Visiting Portland, Oregon – The Pittock Mansion

View of Portland City with a backdrop of Mt. Hood from Pittock Mansion

One thing so great about traveling in Portland (Oregon) was how easy it could be to use Google Map and navigate the way. After all, we were in the very land of Google, hence the best change to test its accuracy. Say, we, staying in downtown Portland, wanted to go to Pittock Mansion which was about 3 miles west of where we were. Using Google to map out our journey on public transportation one morning about 10am, we took their suggested route by taking a number 20 bus from Burnside and Stark, getting off at Stop #687 on NW Barnes and walked up to the mansion. It was a beautiful walk as you will see in our video. The weather was clear and cool then turned a bit warm when the day progressed.

For those growing up with newspapers, visiting Pittock Mansion was a tribute to the guy who once owned the Oregonian – Portland’s own main daily founded back in 1850. One of the pioneers who managed to cross the Oregon Trail to seek his fortune back in 1853, Henry Pittock became the owner and changed the format of the newspaper to be a daily in 1860. But this is not his only venture, for it also included real estate, banking, railroads, steamboats, sheep ranching, silver mining, and the pulp and paper industry. His mansion here was commissioned to build in 1909 and was not finished until 1914 with Henry at his prime 80 years old and his wife Georgiana 72. As one of the founding members of Portland city themselves, the couple decided to use all local elements in the construction of their mansion. They chose the 23-year-old Edward T. Foulkes, the son of one Oregonian newspaper employees, to be the architect. Trained in Standford University, Massachusetts Institute of Technology and then the Ecole des Beaux Arts in Paris, Foulkes adapted French, English and Turkish designs into the Pittock Mansion.

Gorgeous blooms at Pittock Mansion’s landscaped garden

On the grounds that is about 1,000 feet above the city of Portland, Pittock Mansion boasts a panoramic view of five distant peaks of the Cascade Mountain Range and the gorgeous view of Mount Hood. Around it is a lovely manicured garden and trekking routes which, when we visited, were in full blooms of all kinds of roses, wild flowers and so on. We could not keep our cameras still for the whole time we were there. Natures were too gorgeous and we spent hours wandering around their park after a walk-through in the house and enjoyed the personal preferences of their styles, how modern they were back in the day. The house has a working elevator, walk-in refrigerator (more for practical reason then because they were way out of the city, hence a big food supply was reasonable), walk-in closets, and even hydraulic shower system for Henry himself.

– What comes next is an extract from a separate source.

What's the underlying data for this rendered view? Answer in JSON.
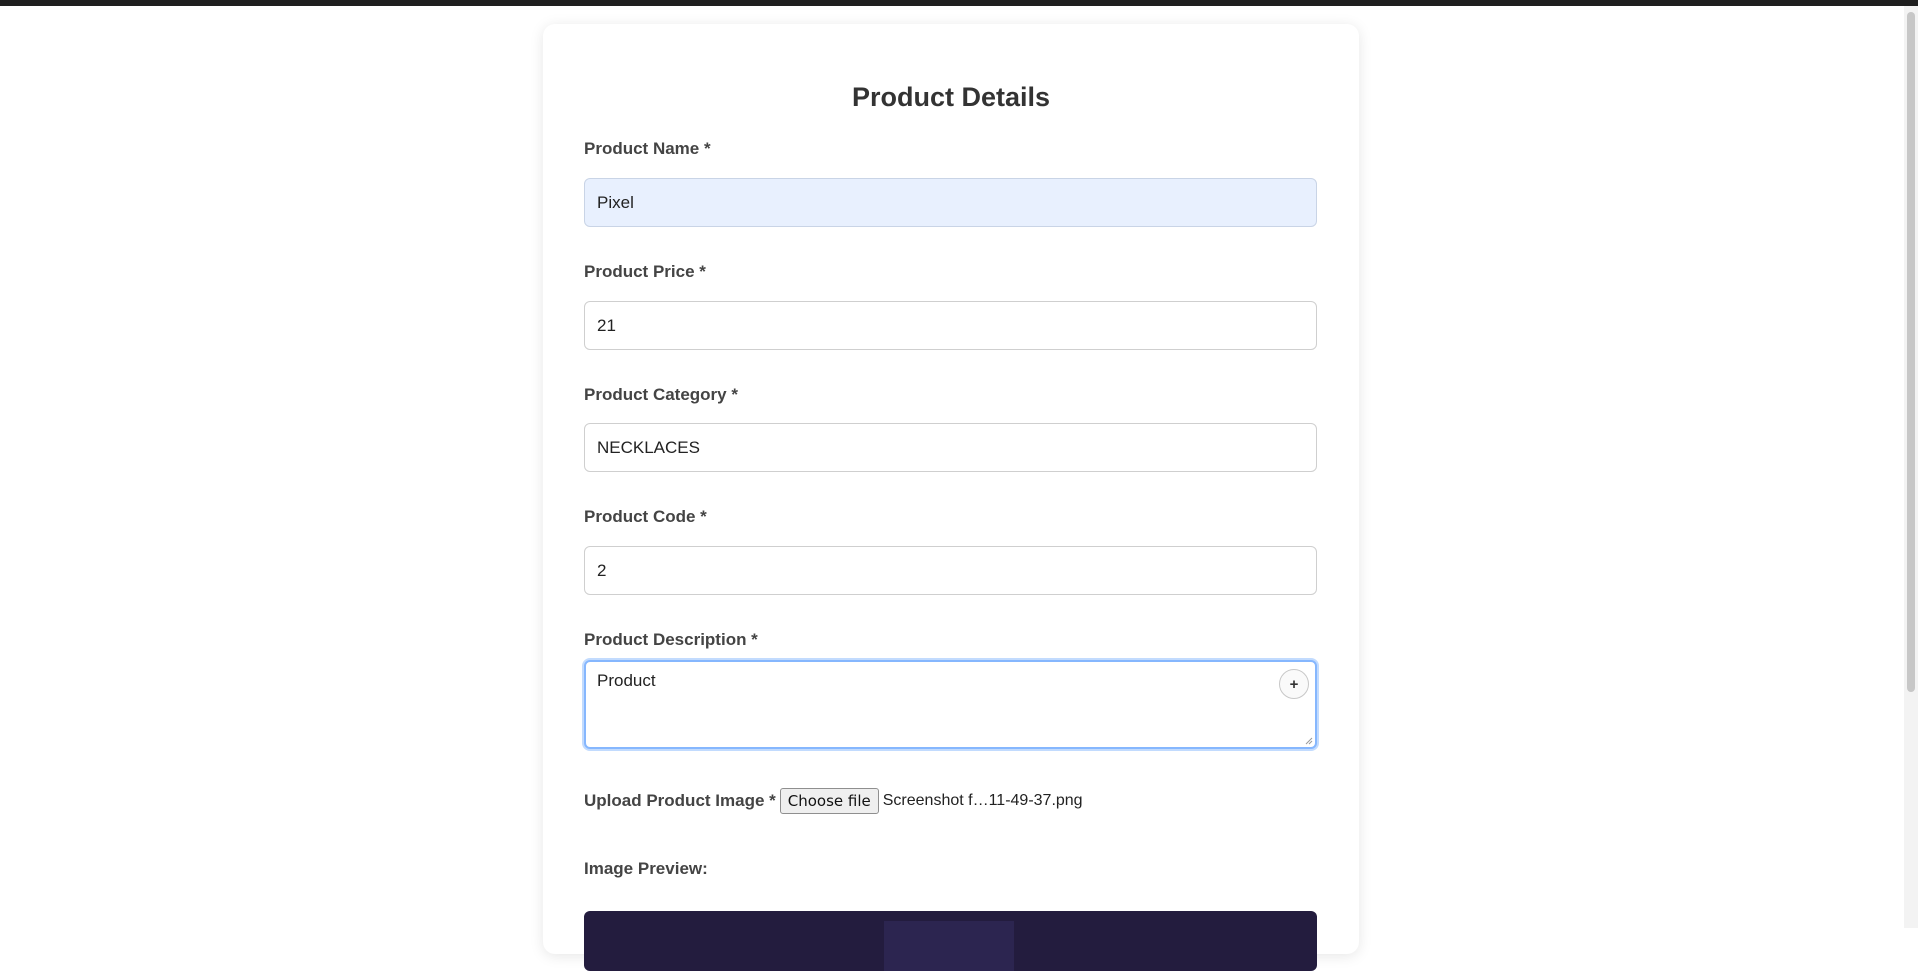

Fresh chestnut found on the grounds of Pittock Mansion

Visiting a house of a prominent family of Portland was like riding a time-machine back to the day when the city was even smaller, with less cars, and much less buildings. It was also like reading a period novel, with the owners and their family members playing the real roles. The day we were there, they were exhibiting ‘Pittock Family Treasures,’ with letters, notebooks, swords and some other story-telling personal belongings of the family, too. We learnt that Henry Pittock, once an avid painter, stopped painting when he got caught up with his businesses and works, but still encouraged his children and grandchildren to absorb the arts of all kinds, particularly music and dance. We also learnt about their time’s manners of writing dace cards as a way to invite the ladies to dance. The culture of thank-you cards, the television-less time when family members gathered and talked and exchanged stories.

Dense firs and forests on the way up to Pittock Mansion

Georgiana died in 1918 when she was 72 and Henry only a year later when he was 84. The mansion remained in the family until 1958 when Peter Gantenbein, a grandson who had been born in the mansion, put the estate on the market. Later, in 1962, the abandoned mansion was severely damaged by the Columbus Day Storm and threatened for destruction by developers. It was the efforts of the local concerned citizens that saved the mansion. In 1964, the City of Portland purchased the estate for US$225,000 and took 15 months of renovation. And now, as you can see, the Pittock Mansion has become one of Portland’s major attractions. It is a historic home museum with lots to tell and lots to see. You can even enjoy the day in the open-air in their landscaped garden and see the whole city of Portland with the magnificent backdrop of Mt. Hood. A good trip to make!

Pittock Mansion: Entrance fee US$10 for adults with some discounts for seniors and students. Members get in for free.